The next day my great-aunt would arrive early, chattering over a cup of coffee and something sweet until we would see my aunt pulling her black and white Plymouth out of the garage. It looked like a squad car to me. My mother, sister, grandmother, great-aunt and I would all pile in with Aunt Christian and off we would go in search of the wild grape leaves that grew in the forest preserve.
Grape leaves are used in a delectable dish called Dolmathes. Leaves are wrapped around a tasty meat and rice filling, much like stuffed cabbage rolls, and topped with a tangy, frothy lemon sauce. It is a favored dish in many Greek homes and the house specialty in Greek and other ethnic restaurants. Today, the leaves can be purchased in any Mediterranean specialty store and in many supermarkets, preserved in jars or cans. In my youth, however, there was only one way to get these leaves, and that involved a yearly trek into the green, green woods early in the summer.

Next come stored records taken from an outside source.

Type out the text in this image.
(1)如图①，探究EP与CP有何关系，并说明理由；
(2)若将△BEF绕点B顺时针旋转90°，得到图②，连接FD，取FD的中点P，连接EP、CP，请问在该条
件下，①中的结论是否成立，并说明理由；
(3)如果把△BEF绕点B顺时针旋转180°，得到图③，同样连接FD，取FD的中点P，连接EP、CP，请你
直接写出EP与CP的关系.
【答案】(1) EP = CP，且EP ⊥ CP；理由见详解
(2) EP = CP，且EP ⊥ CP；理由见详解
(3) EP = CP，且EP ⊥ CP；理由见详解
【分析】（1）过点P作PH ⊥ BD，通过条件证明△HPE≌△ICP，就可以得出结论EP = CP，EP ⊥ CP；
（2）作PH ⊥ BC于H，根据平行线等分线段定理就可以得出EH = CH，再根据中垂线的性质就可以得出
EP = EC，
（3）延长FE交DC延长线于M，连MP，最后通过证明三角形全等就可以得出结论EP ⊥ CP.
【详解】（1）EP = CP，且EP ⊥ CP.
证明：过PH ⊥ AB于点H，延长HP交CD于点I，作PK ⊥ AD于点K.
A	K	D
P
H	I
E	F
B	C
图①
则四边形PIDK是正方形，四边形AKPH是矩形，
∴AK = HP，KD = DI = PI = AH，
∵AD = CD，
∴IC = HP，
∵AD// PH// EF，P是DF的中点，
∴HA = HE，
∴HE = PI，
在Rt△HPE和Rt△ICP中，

The car would wend its way up Thatcher Avenue, slowly, purposefully, looking for the parking entrance to the forest preserve. My aunt would park the car near a picnic grove and we would slowly emerge, two older, diminutive ladies, sweaters on, even in the emerging heat, scarves on their heads, shopping bags over their wrists, my mother and aunt, my sister and me, a plump testament to the good food served at our kitchen table. Folks would be setting up for a picnic lunch, young lads playing softball, maybe a Girl Scout troop working on badges . . . and us. Spring explorers from another land in search of the perfect vine.
The woods were close to the local high school. The one I would someday attend. I would secretly send up a prayer for anonymity, hoping no one would recognize me, or worse. Then, as now, it is illegal to pick from forest preserves and I knew I would be mortified if we were spotted by police. Scandal, jail, reform school for my sister and I, headlines in the Maywood Herald. My active imagination held no rest. How to explain this?

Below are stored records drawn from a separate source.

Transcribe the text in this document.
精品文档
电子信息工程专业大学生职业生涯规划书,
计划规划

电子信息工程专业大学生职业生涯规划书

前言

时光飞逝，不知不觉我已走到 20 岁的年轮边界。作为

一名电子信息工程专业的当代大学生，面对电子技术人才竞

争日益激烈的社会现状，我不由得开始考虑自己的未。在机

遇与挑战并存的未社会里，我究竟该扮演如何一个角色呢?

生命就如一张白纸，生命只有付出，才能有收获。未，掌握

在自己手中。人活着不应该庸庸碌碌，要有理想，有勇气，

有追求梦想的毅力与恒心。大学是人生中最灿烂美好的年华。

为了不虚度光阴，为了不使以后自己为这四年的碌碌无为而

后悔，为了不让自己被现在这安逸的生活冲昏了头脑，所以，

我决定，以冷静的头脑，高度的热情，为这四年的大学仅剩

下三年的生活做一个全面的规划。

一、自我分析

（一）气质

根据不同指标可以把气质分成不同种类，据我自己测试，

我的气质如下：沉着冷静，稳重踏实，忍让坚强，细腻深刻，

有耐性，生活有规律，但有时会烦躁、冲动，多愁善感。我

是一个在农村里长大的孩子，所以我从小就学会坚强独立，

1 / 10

Off we would trudge, down a path, as conspicuous as we tried not to be, until the chattering would start anew as vines were found.
Yia Yia would show us what to pick. Only the tender, young leaves were plucked and she would show us how; quickly, with a flick of the fingers, so that the vines weren’t damaged and the leaf remained whole. We were doing our own pruning. Long before ecology became a common word on most lips, my immigrant grandmother knew to take only what was needed and to do it with care. If we were caught pulling other leaves or taking anything else, we were given a stern tongue lashing not soon forgotten.
We would pick and bag, pick and bag, until our fingers were stained green and our skin itched from twigs and bugs. By then, our criminal activity no longer matter, for I felt a part of an ancient ritual of women gathering food in the woods, tending to their clan, and I felt a part of a larger circle of survival.
We would gather up our shopping bags, their strong, twisted handles holding them up, as we headed back to the car. Yia Yia and Another One Yia Yia would twitter away like the birds in the trees, who were twittering as well, happy to reclaim their forest, cheering our departure. I would settle down and listen to the euphonious sounds of elderly voices mixed in with my mother’s and aunt’s English sounding tongue, several languages floating out the car windows as we headed on home.
Hot, sweaty and thirsty, there was still much work to do once we got home. A glass of water and a little treat would hold us over and new work began in earnest to preserve our day’s bounty for the long winter days ahead, when snow covered the ground and the green, green woods were but a sweet scented memore.